3. The child lacks variety in play activities. Some children become very repetitive or stereotypic in playing with toys. Everything may be flung aside, tapped on a surface, or brought to the mouth. Another child may prefer only visual activities (TV, videos, looking at books) while avoiding visual-motor or manipulative toys (coloring, drawing, clay, construction toys.) Other children may learn one way to interact with a toy or playground equipment without adding variations, creative play, or generalizing to other similar objects. For example, the child may line up toy cars but does not pretend they are going places or experiment with rolling them down an incline.

4. The child appears clumsy, trips easily, has poor balance. The child may experience an excessive number of bumps, bruises, stitches, or broken bones. Sometimes this child seems always to be in a hurry and impulsive, does not "look where he is going." Other children may always be bumping their heads because they lack protective responses and do not "catch themselves" when they begin to fall.

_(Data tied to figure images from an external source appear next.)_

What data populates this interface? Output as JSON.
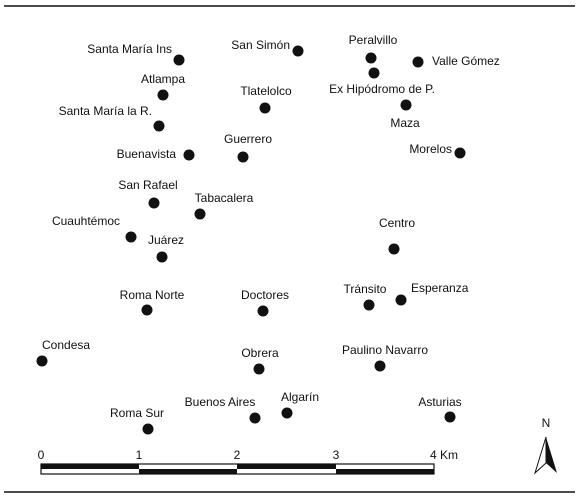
{
  "places": [
    {
      "label": "Santa María Ins"
    },
    {
      "label": "San Simón"
    },
    {
      "label": "Peralvillo"
    },
    {
      "label": "Valle Gómez"
    },
    {
      "label": "Ex Hipódromo de P."
    },
    {
      "label": "Atlampa"
    },
    {
      "label": "Tlatelolco"
    },
    {
      "label": "Maza"
    },
    {
      "label": "Santa María la R."
    },
    {
      "label": "Guerrero"
    },
    {
      "label": "Buenavista"
    },
    {
      "label": "Morelos"
    },
    {
      "label": "San Rafael"
    },
    {
      "label": "Tabacalera"
    },
    {
      "label": "Cuauhtémoc"
    },
    {
      "label": "Juárez"
    },
    {
      "label": "Centro"
    },
    {
      "label": "Roma Norte"
    },
    {
      "label": "Doctores"
    },
    {
      "label": "Tránsito"
    },
    {
      "label": "Esperanza"
    },
    {
      "label": "Condesa"
    },
    {
      "label": "Obrera"
    },
    {
      "label": "Paulino Navarro"
    },
    {
      "label": "Buenos Aires"
    },
    {
      "label": "Algarín"
    },
    {
      "label": "Asturias"
    },
    {
      "label": "Roma Sur"
    }
  ],
  "scale": {
    "ticks": [
      "0",
      "1",
      "2",
      "3",
      "4 Km"
    ]
  },
  "north": "N"
}
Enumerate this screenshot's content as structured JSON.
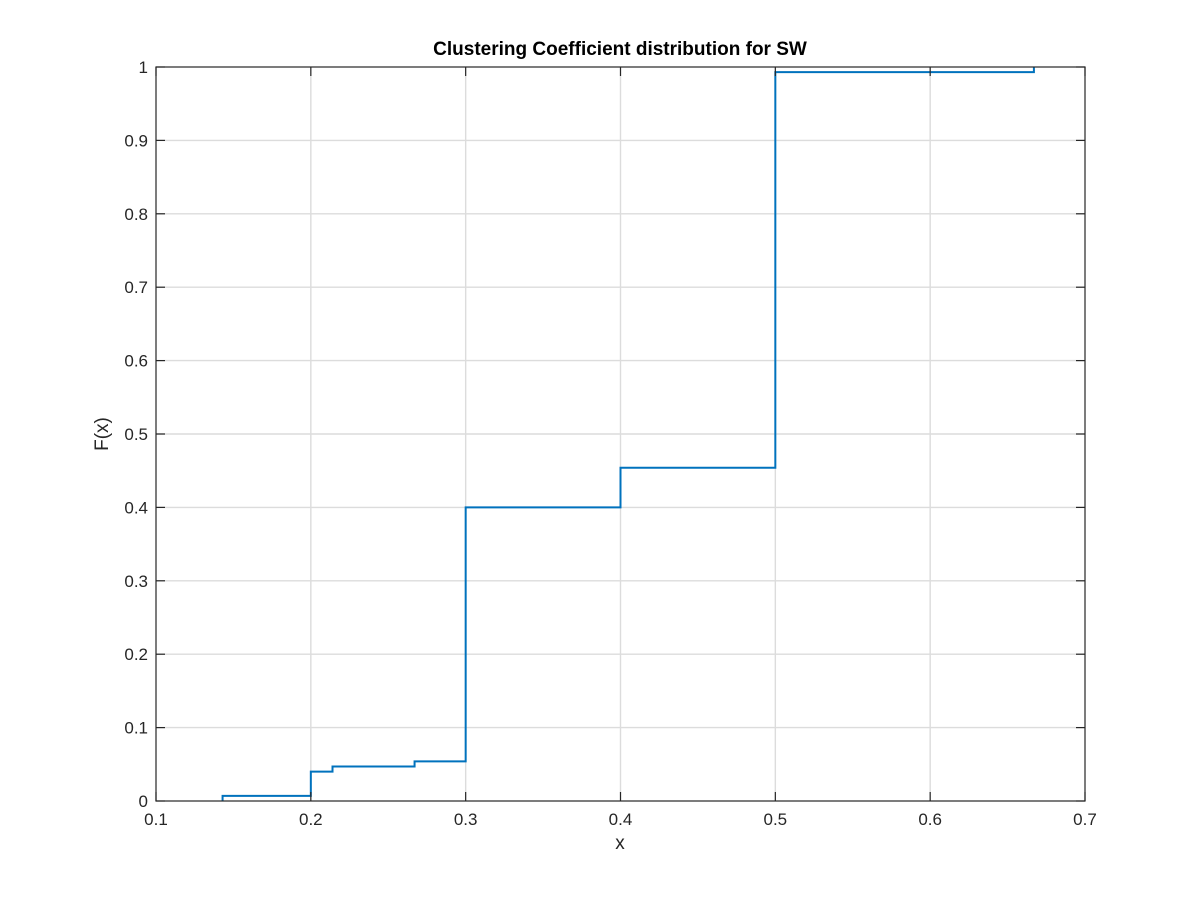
{
  "chart_data": {
    "type": "line",
    "style": "stairs",
    "title": "Clustering Coefficient distribution for SW",
    "xlabel": "x",
    "ylabel": "F(x)",
    "xlim": [
      0.1,
      0.7
    ],
    "ylim": [
      0,
      1
    ],
    "xticks": [
      0.1,
      0.2,
      0.3,
      0.4,
      0.5,
      0.6,
      0.7
    ],
    "xtick_labels": [
      "0.1",
      "0.2",
      "0.3",
      "0.4",
      "0.5",
      "0.6",
      "0.7"
    ],
    "yticks": [
      0,
      0.1,
      0.2,
      0.3,
      0.4,
      0.5,
      0.6,
      0.7,
      0.8,
      0.9,
      1
    ],
    "ytick_labels": [
      "0",
      "0.1",
      "0.2",
      "0.3",
      "0.4",
      "0.5",
      "0.6",
      "0.7",
      "0.8",
      "0.9",
      "1"
    ],
    "grid": true,
    "legend": "none",
    "series": [
      {
        "color": "#0072bd",
        "x": [
          0.143,
          0.2,
          0.214,
          0.267,
          0.3,
          0.4,
          0.5,
          0.667
        ],
        "y": [
          0.007,
          0.04,
          0.047,
          0.054,
          0.4,
          0.454,
          0.993,
          1.0
        ]
      }
    ]
  }
}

5. The child has difficulty calming himself after exciting physical activity or after becoming upset. 
After this child "loses it" he cannot be consoled. Tantrums may last for hours, or the child may become so excited after vigorous play that he continues high activity levels long after the event. Some children regularly escalate their activity levels during the day without experiencing "down time" or being able to engage in quiet activity. Dinner time becomes chaotic and the child has extreme difficulty falling asleep at bedtime.

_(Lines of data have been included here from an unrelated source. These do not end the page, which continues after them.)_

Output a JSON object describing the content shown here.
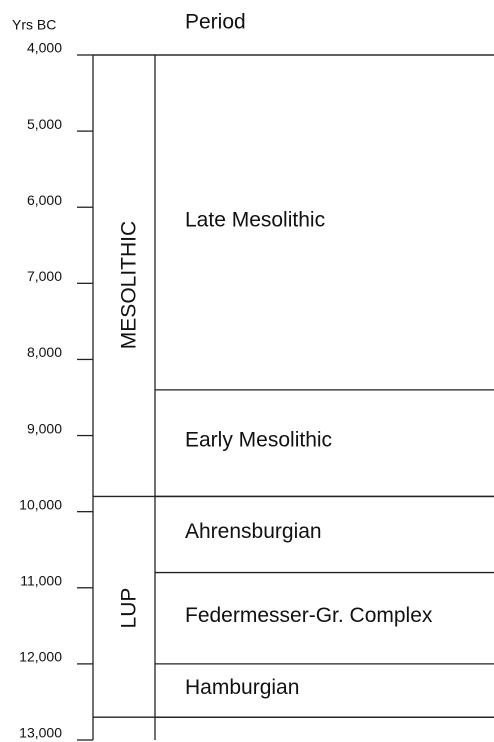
{
  "chart_data": {
    "type": "timeline",
    "axis_label": "Yrs BC",
    "column_label": "Period",
    "ylim": [
      4000,
      13000
    ],
    "yticks": [
      {
        "value": 4000,
        "label": "4,000"
      },
      {
        "value": 5000,
        "label": "5,000"
      },
      {
        "value": 6000,
        "label": "6,000"
      },
      {
        "value": 7000,
        "label": "7,000"
      },
      {
        "value": 8000,
        "label": "8,000"
      },
      {
        "value": 9000,
        "label": "9,000"
      },
      {
        "value": 10000,
        "label": "10,000"
      },
      {
        "value": 11000,
        "label": "11,000"
      },
      {
        "value": 12000,
        "label": "12,000"
      },
      {
        "value": 13000,
        "label": "13,000"
      }
    ],
    "groups": [
      {
        "name": "MESOLITHIC",
        "start": 4000,
        "end": 9800
      },
      {
        "name": "LUP",
        "start": 9800,
        "end": 12700
      }
    ],
    "periods": [
      {
        "name": "Late Mesolithic",
        "start": 4000,
        "end": 8400
      },
      {
        "name": "Early Mesolithic",
        "start": 8400,
        "end": 9800
      },
      {
        "name": "Ahrensburgian",
        "start": 9800,
        "end": 10800
      },
      {
        "name": "Federmesser-Gr. Complex",
        "start": 10800,
        "end": 12000
      },
      {
        "name": "Hamburgian",
        "start": 12000,
        "end": 12700
      }
    ]
  }
}
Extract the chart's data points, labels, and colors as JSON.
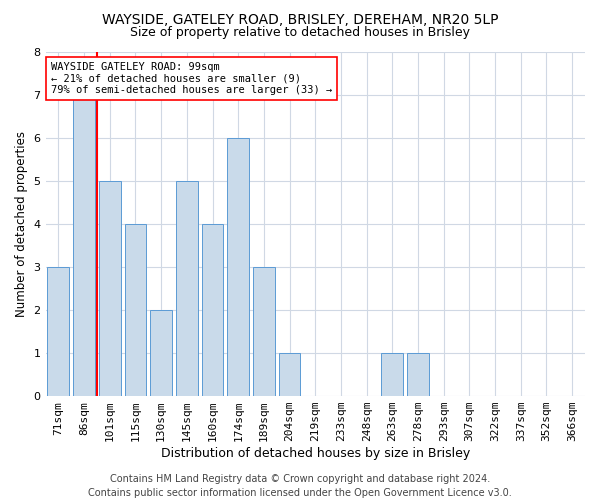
{
  "title1": "WAYSIDE, GATELEY ROAD, BRISLEY, DEREHAM, NR20 5LP",
  "title2": "Size of property relative to detached houses in Brisley",
  "xlabel": "Distribution of detached houses by size in Brisley",
  "ylabel": "Number of detached properties",
  "categories": [
    "71sqm",
    "86sqm",
    "101sqm",
    "115sqm",
    "130sqm",
    "145sqm",
    "160sqm",
    "174sqm",
    "189sqm",
    "204sqm",
    "219sqm",
    "233sqm",
    "248sqm",
    "263sqm",
    "278sqm",
    "293sqm",
    "307sqm",
    "322sqm",
    "337sqm",
    "352sqm",
    "366sqm"
  ],
  "values": [
    3,
    7,
    5,
    4,
    2,
    5,
    4,
    6,
    3,
    1,
    0,
    0,
    0,
    1,
    1,
    0,
    0,
    0,
    0,
    0,
    0
  ],
  "bar_color": "#c9daea",
  "bar_edge_color": "#5b9bd5",
  "grid_color": "#d0d8e4",
  "red_line_x": 1.5,
  "annotation_text": "WAYSIDE GATELEY ROAD: 99sqm\n← 21% of detached houses are smaller (9)\n79% of semi-detached houses are larger (33) →",
  "annotation_box_color": "white",
  "annotation_box_edge": "red",
  "footer1": "Contains HM Land Registry data © Crown copyright and database right 2024.",
  "footer2": "Contains public sector information licensed under the Open Government Licence v3.0.",
  "ylim": [
    0,
    8
  ],
  "yticks": [
    0,
    1,
    2,
    3,
    4,
    5,
    6,
    7,
    8
  ],
  "title1_fontsize": 10,
  "title2_fontsize": 9,
  "xlabel_fontsize": 9,
  "ylabel_fontsize": 8.5,
  "tick_fontsize": 8,
  "footer_fontsize": 7,
  "annotation_fontsize": 7.5
}
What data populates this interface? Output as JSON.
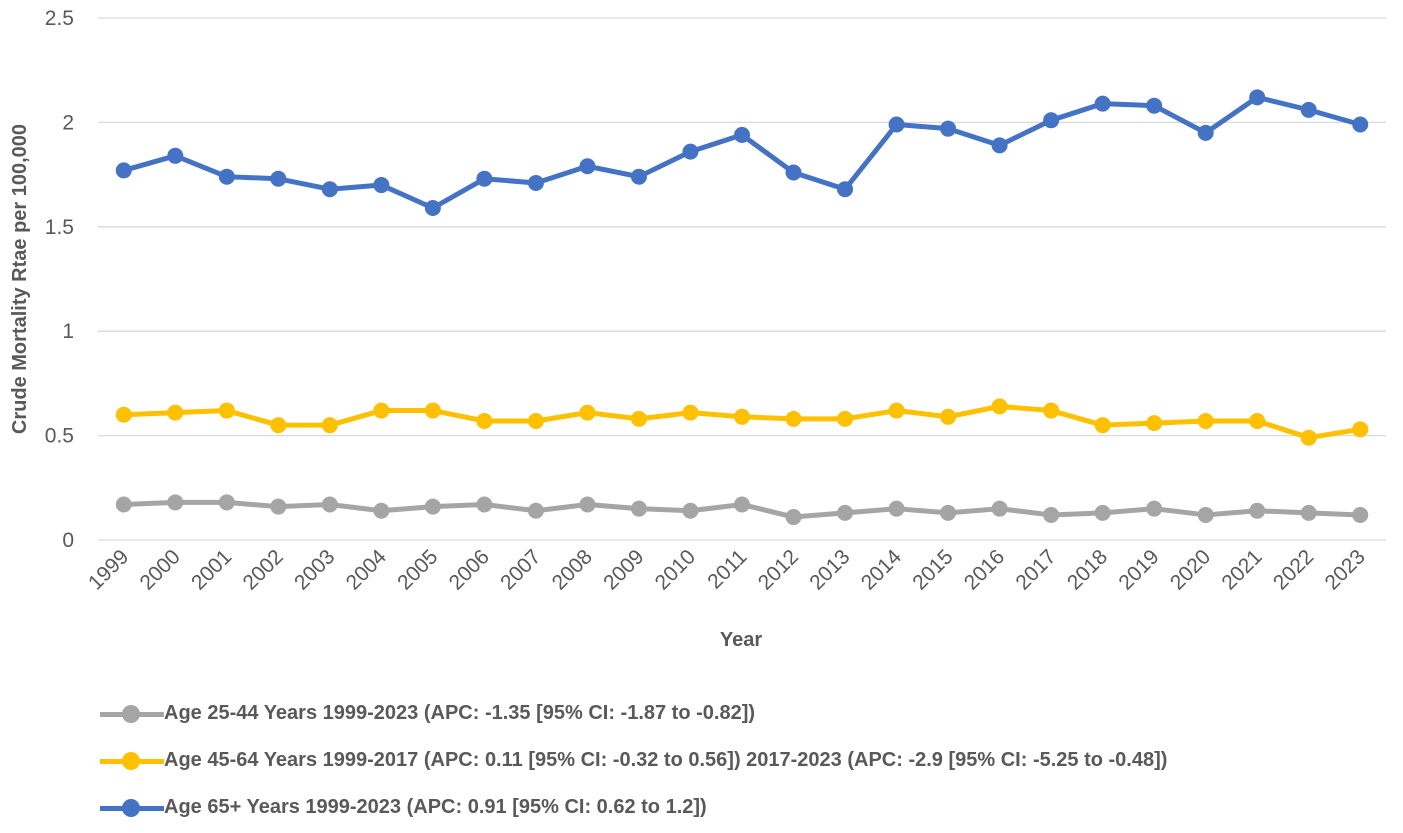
{
  "chart_data": {
    "type": "line",
    "xlabel": "Year",
    "ylabel": "Crude Mortality Rtae per 100,000",
    "ylim": [
      0,
      2.5
    ],
    "yticks": [
      "0",
      "0.5",
      "1",
      "1.5",
      "2",
      "2.5"
    ],
    "ytick_values": [
      0,
      0.5,
      1,
      1.5,
      2,
      2.5
    ],
    "grid": "horizontal",
    "legend_position": "bottom",
    "x": [
      "1999",
      "2000",
      "2001",
      "2002",
      "2003",
      "2004",
      "2005",
      "2006",
      "2007",
      "2008",
      "2009",
      "2010",
      "2011",
      "2012",
      "2013",
      "2014",
      "2015",
      "2016",
      "2017",
      "2018",
      "2019",
      "2020",
      "2021",
      "2022",
      "2023"
    ],
    "series": [
      {
        "name": "Age 25-44 Years 1999-2023 (APC: -1.35 [95% CI: -1.87 to -0.82])",
        "color": "#a5a5a5",
        "values": [
          0.17,
          0.18,
          0.18,
          0.16,
          0.17,
          0.14,
          0.16,
          0.17,
          0.14,
          0.17,
          0.15,
          0.14,
          0.17,
          0.11,
          0.13,
          0.15,
          0.13,
          0.15,
          0.12,
          0.13,
          0.15,
          0.12,
          0.14,
          0.13,
          0.12
        ]
      },
      {
        "name": "Age 45-64 Years 1999-2017 (APC: 0.11 [95% CI: -0.32 to 0.56]) 2017-2023 (APC: -2.9 [95% CI: -5.25 to -0.48])",
        "color": "#ffc000",
        "values": [
          0.6,
          0.61,
          0.62,
          0.55,
          0.55,
          0.62,
          0.62,
          0.57,
          0.57,
          0.61,
          0.58,
          0.61,
          0.59,
          0.58,
          0.58,
          0.62,
          0.59,
          0.64,
          0.62,
          0.55,
          0.56,
          0.57,
          0.57,
          0.49,
          0.53
        ]
      },
      {
        "name": "Age 65+ Years 1999-2023 (APC: 0.91 [95% CI: 0.62 to 1.2])",
        "color": "#4472c4",
        "values": [
          1.77,
          1.84,
          1.74,
          1.73,
          1.68,
          1.7,
          1.59,
          1.73,
          1.71,
          1.79,
          1.74,
          1.86,
          1.94,
          1.76,
          1.68,
          1.99,
          1.97,
          1.89,
          2.01,
          2.09,
          2.08,
          1.95,
          2.12,
          2.06,
          1.99
        ]
      }
    ]
  }
}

6. The child seeks excessive amounts of vigorous sensory input. Many children like to jump, swing, and spin; but when this is excessive, it may be problematic. The child may spin himself on playground equipment or twirl around a room for prolonged periods without experiencing dizziness. Another child may continually throw himself on the floor, deliberately hurl himself against people and things, or jump excessively.

Anyway, I am still researching.  There is a clinic close by that I might be able to get some services for him.  I need to talk to their billing department, and the insurance company to find out what is covered.